Beyond the sales made by local galleries or to buyers in the region, ABHK saw strong activity across market sectors. Additional standout sales from the fair included the following:

  • Massimo De Carlo sold Night (2021), a provocative new work by Maurizio Cattelan—the man who stole the show at Art Basel’s last in-person fair in December 2019—for a price in the region of €950,000 (nearly $1.2 million).
  • In addition to the seven-figure Haring, Gladstone sold an Alex Katz painting for $650,000 and 10 paintings by Rirkrit Tiravanija for prices ranging from $25,000 to $200,000.
  • South Korean gallery Kukje sold a 2020 painting by Lee Ufan for a price in the range of $400,000 to $450,000; a 1997 painting by Park Seo-bo for a price in the range of $250,000 to $280,000; and four works by Ha Chong-Hyun for prices in the range of $143,000 to $155,000 apiece.
  • In addition to the record-breaking Mitchell, Lévy Gorvy sold Pat Steir’s bold, cascading composition Considering Rothko #13 (2020–21), which had been priced between $400,000 and $500,000, and Michael Lau’s floral still-life painting Table for Three (2020), with an asking price of $100,000 to $200,000.
  • White Cube sold a cast-iron sculpture by Antony Gormley for about £400,000 (over $565,000); a 2007 Park Seo-bo painting from his “Ecriture” series for approximately $300,000; a Beatriz Milhazes collage from 2014 for around $200,000; a recent Christine Ay Tjoe painting for about $115,000; and a bronze sculpture of a squirrel by Isamu Noguchi for about $50,000.
  • Chicago- and New York–based gallery Gray sold two works by the Spanish sculptor Jaume Plensa for $125,000 each.
  • Mexico City’s Proyectos Monclova sold four works by Gabriel de la Mora for $25,000 each.
  • New York’s P.P.O.W had great success with its booth devoted to paintings by Elizabeth Glaessner, selling 11 works for prices between $8,000 and $30,000 each, and another seven paintings for prices in the range of $6,000 to $8,000.
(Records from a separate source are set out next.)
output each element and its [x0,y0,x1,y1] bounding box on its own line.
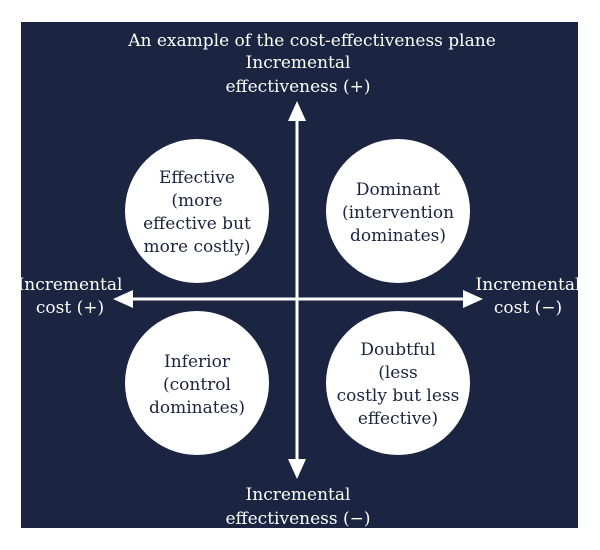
top-axis-label-line1: Incremental [246,53,351,73]
effective-quadrant-circle [125,139,269,283]
doubtful-quadrant-circle [326,311,470,455]
inferior-desc-line2: dominates) [149,398,245,418]
effective-desc-line3: more costly) [144,237,251,257]
doubtful-label: Doubtful [360,340,435,360]
doubtful-desc-line1: (less [378,363,418,383]
right-axis-label-line2: cost (−) [494,298,562,318]
dominant-quadrant-circle [326,139,470,283]
effective-label: Effective [159,168,235,188]
dominant-desc-line2: dominates) [350,226,446,246]
left-axis-label-line1: Incremental [18,275,123,295]
up-arrow-icon [288,101,306,121]
effective-desc-line2: effective but [143,214,251,234]
bottom-axis-label-line2: effectiveness (−) [225,509,370,529]
top-axis-label-line2: effectiveness (+) [225,77,370,97]
effective-desc-line1: (more [171,191,222,211]
right-arrow-icon [463,290,483,308]
inferior-desc-line1: (control [163,375,231,395]
left-axis-label-line2: cost (+) [36,298,104,318]
inferior-label: Inferior [164,352,231,372]
diagram-title: An example of the cost-effectiveness pla… [127,31,496,51]
right-axis-label-line1: Incremental [476,275,581,295]
doubtful-desc-line2: costly but less [337,386,460,406]
diagram-background [21,22,578,528]
bottom-axis-label-line1: Incremental [246,485,351,505]
dominant-label: Dominant [356,180,440,200]
inferior-quadrant-circle [125,311,269,455]
down-arrow-icon [288,459,306,479]
dominant-desc-line1: (intervention [342,203,454,223]
doubtful-desc-line3: effective) [358,409,438,429]
left-arrow-icon [113,290,133,308]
“Some of the younger artists have been able to sell very well, for example Carlos/Ishikawa with Bendt Eyckermans; or P.P.O.W with Elizabeth Glaessner, who’s completely new to this part of the world; or Pilar Corrias with Sofia Mitsola,” Ooi noted. “They’re all being presented here for the first time, and yet they’ve been able to sell pretty well. That’s partly a sign that people are being more adventurous.”
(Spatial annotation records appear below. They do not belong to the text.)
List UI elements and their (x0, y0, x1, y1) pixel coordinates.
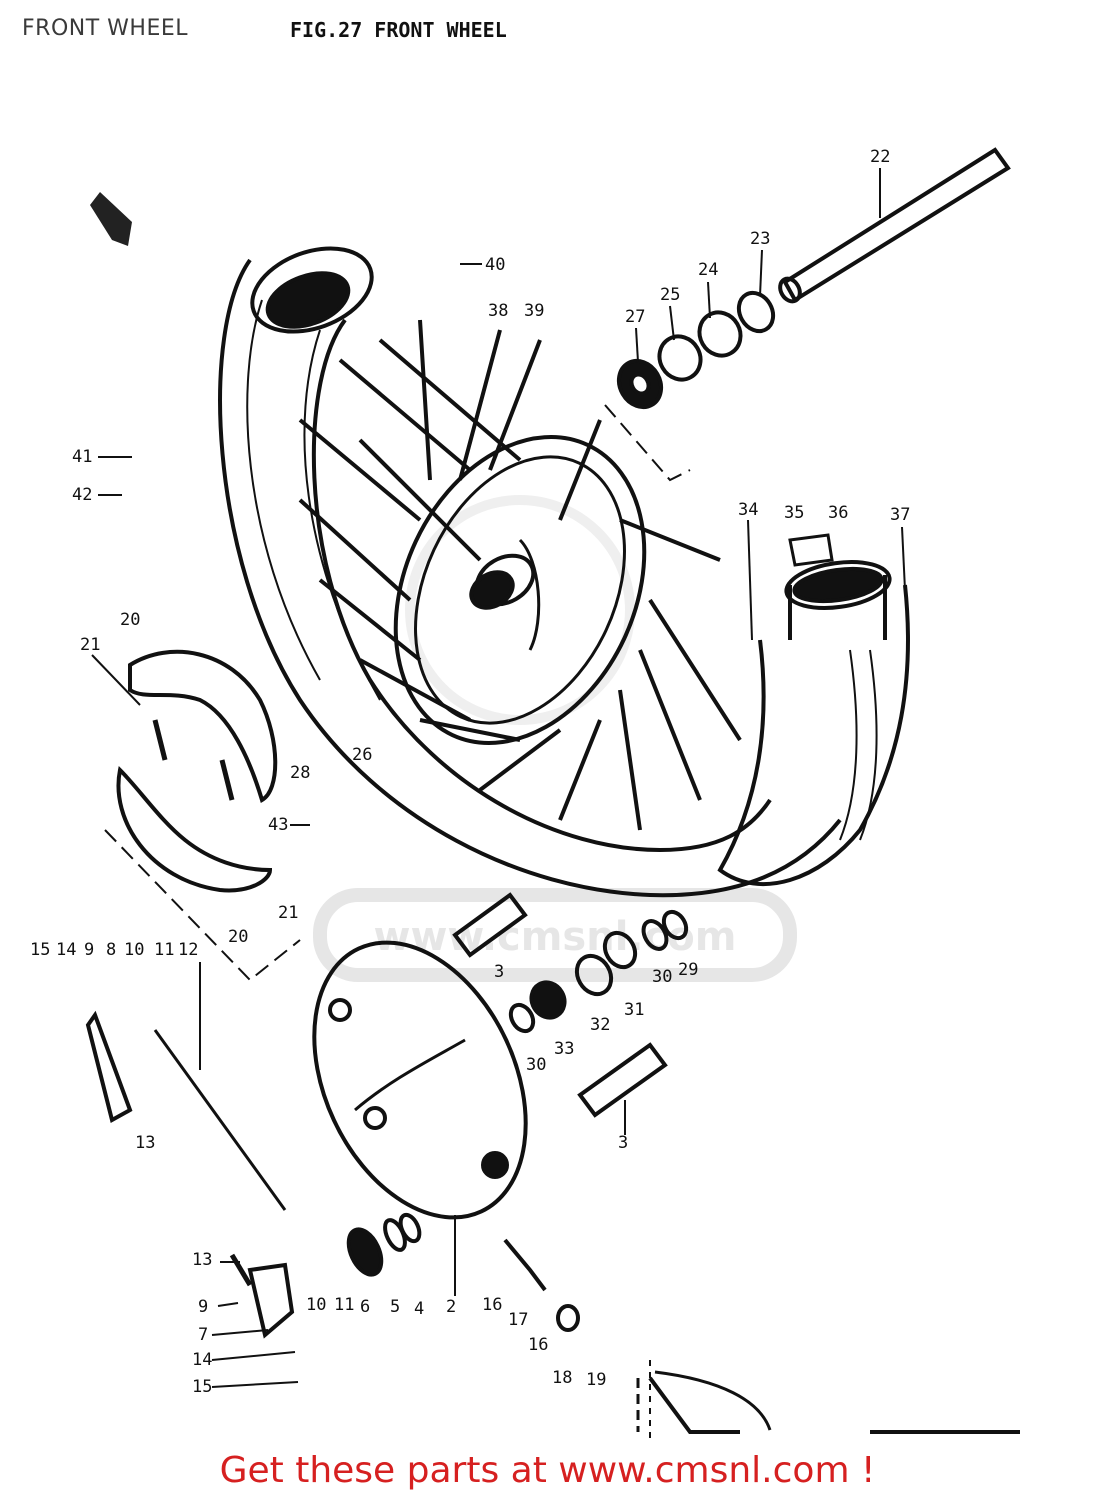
part-label-30-upper: 30 (652, 967, 672, 987)
part-label-13-lower: 13 (192, 1250, 212, 1270)
part-label-18: 18 (552, 1368, 572, 1388)
part-label-12: 12 (178, 940, 198, 960)
part-label-5: 5 (390, 1297, 400, 1317)
part-label-7: 7 (198, 1325, 208, 1345)
part-label-11-upper: 11 (154, 940, 174, 960)
part-label-17: 17 (508, 1310, 528, 1330)
part-label-10-upper: 10 (124, 940, 144, 960)
spokes (298, 319, 742, 831)
part-label-15-upper: 15 (30, 940, 50, 960)
part-label-29: 29 (678, 960, 698, 980)
part-label-39: 39 (524, 301, 544, 321)
part-label-3-upper: 3 (494, 962, 504, 982)
part-label-41: 41 (72, 447, 92, 467)
part-label-42: 42 (72, 485, 92, 505)
part-label-6: 6 (360, 1297, 370, 1317)
part-label-31: 31 (624, 1000, 644, 1020)
part-label-21-upper: 21 (80, 635, 100, 655)
watermark: www.cmsnl.com (313, 495, 797, 982)
part-label-2: 2 (446, 1297, 456, 1317)
front-tire (218, 246, 842, 898)
get-parts-link[interactable]: Get these parts at www.cmsnl.com ! (219, 1450, 876, 1491)
part-label-15-lower: 15 (192, 1377, 212, 1397)
part-label-13-upper: 13 (135, 1133, 155, 1153)
part-label-34: 34 (738, 500, 758, 520)
part-label-38: 38 (488, 301, 508, 321)
part-label-33: 33 (554, 1039, 574, 1059)
exploded-parts-diagram: www.cmsnl.com (30, 147, 1020, 1440)
part-label-21-lower: 21 (278, 903, 298, 923)
upper-bearings (604, 290, 776, 482)
leader-lines (91, 168, 906, 1388)
part-label-37: 37 (890, 505, 910, 525)
part-label-14-lower: 14 (192, 1350, 212, 1370)
part-label-30-lower: 30 (526, 1055, 546, 1075)
part-label-8: 8 (106, 940, 116, 960)
part-label-22: 22 (870, 147, 890, 167)
part-label-4: 4 (414, 1299, 424, 1319)
part-label-14-upper: 14 (56, 940, 76, 960)
front-axle (778, 147, 1011, 304)
part-label-26: 26 (352, 745, 372, 765)
part-label-9-lower: 9 (198, 1297, 208, 1317)
part-label-9-upper: 9 (84, 940, 94, 960)
figure-title: FIG.27 FRONT WHEEL (290, 18, 507, 42)
part-labels: 22 23 24 25 27 40 38 39 41 42 34 35 36 3… (30, 147, 910, 1397)
part-label-23: 23 (750, 229, 770, 249)
part-label-20-upper: 20 (120, 610, 140, 630)
part-label-10-lower: 10 (306, 1295, 326, 1315)
part-label-32: 32 (590, 1015, 610, 1035)
part-label-19: 19 (586, 1370, 606, 1390)
part-label-40: 40 (485, 255, 505, 275)
part-label-24: 24 (698, 260, 718, 280)
part-label-16-upper: 16 (482, 1295, 502, 1315)
brake-shoes (104, 649, 301, 982)
section-label: FRONT WHEEL (22, 16, 188, 41)
part-label-28: 28 (290, 763, 310, 783)
part-label-16-lower: 16 (528, 1335, 548, 1355)
part-label-36: 36 (828, 503, 848, 523)
bracket-detail (636, 1360, 1020, 1440)
part-label-11-lower: 11 (334, 1295, 354, 1315)
brake-linkage (85, 1010, 580, 1339)
tire-section (717, 533, 910, 886)
part-label-3-lower: 3 (618, 1133, 628, 1153)
part-label-25: 25 (660, 285, 680, 305)
hub-components (452, 892, 689, 1118)
wheel-hub (393, 435, 647, 745)
part-label-20-lower: 20 (228, 927, 248, 947)
part-label-43: 43 (268, 815, 288, 835)
part-label-35: 35 (784, 503, 804, 523)
part-label-27: 27 (625, 307, 645, 327)
direction-arrow (90, 192, 132, 246)
brake-panel (312, 940, 528, 1220)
The fair was, in many ways, a confirmation that the Asian market in general and Hong Kong’s in particular have been resilient forces over the past year, while other regions have struggled to bounce back. Further evidencing this advancing strength, at the beginning of the week, the region’s art market gained new depth, breadth, and dynamism when Frieze confirmed its long-rumored plans to launch a fair in South Korea. Frieze Seoul is slated to have its inaugural edition in September 2022, in tandem with longtime local fair KIAF Art Seoul.
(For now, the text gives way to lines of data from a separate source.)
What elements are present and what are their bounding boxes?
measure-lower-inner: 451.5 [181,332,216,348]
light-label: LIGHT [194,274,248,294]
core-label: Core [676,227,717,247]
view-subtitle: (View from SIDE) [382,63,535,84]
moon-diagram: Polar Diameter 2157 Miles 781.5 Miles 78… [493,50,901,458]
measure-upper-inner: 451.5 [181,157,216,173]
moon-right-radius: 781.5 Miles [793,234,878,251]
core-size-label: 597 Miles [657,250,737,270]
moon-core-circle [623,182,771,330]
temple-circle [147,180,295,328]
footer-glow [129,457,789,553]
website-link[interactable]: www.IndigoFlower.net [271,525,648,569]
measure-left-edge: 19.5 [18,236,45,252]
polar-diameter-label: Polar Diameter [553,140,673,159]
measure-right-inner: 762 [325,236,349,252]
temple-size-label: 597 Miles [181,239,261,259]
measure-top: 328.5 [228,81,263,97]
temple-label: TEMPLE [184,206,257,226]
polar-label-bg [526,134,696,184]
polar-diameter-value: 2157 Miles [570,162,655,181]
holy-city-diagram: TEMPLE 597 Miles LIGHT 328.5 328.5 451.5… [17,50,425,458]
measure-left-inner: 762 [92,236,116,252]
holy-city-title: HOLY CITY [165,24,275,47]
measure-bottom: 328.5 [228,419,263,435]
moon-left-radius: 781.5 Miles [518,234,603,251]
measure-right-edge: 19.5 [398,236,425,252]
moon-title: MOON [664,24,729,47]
For Ooi, Frieze’s entry into the Asian art market is more complimentary than competition. “If the Western world can have London, New York, Paris, and more as art capitals, then surely Asia can also accommodate a few cities at the same time as destinations,” she said. “The Korean art market is burgeoning, it’s growing, and I see this as: If other parts of Asia are able to grow, and we’re all able to cultivate new audiences and continue to do the work that we do, then eventually this will mean a really, really big win for Asia generally.”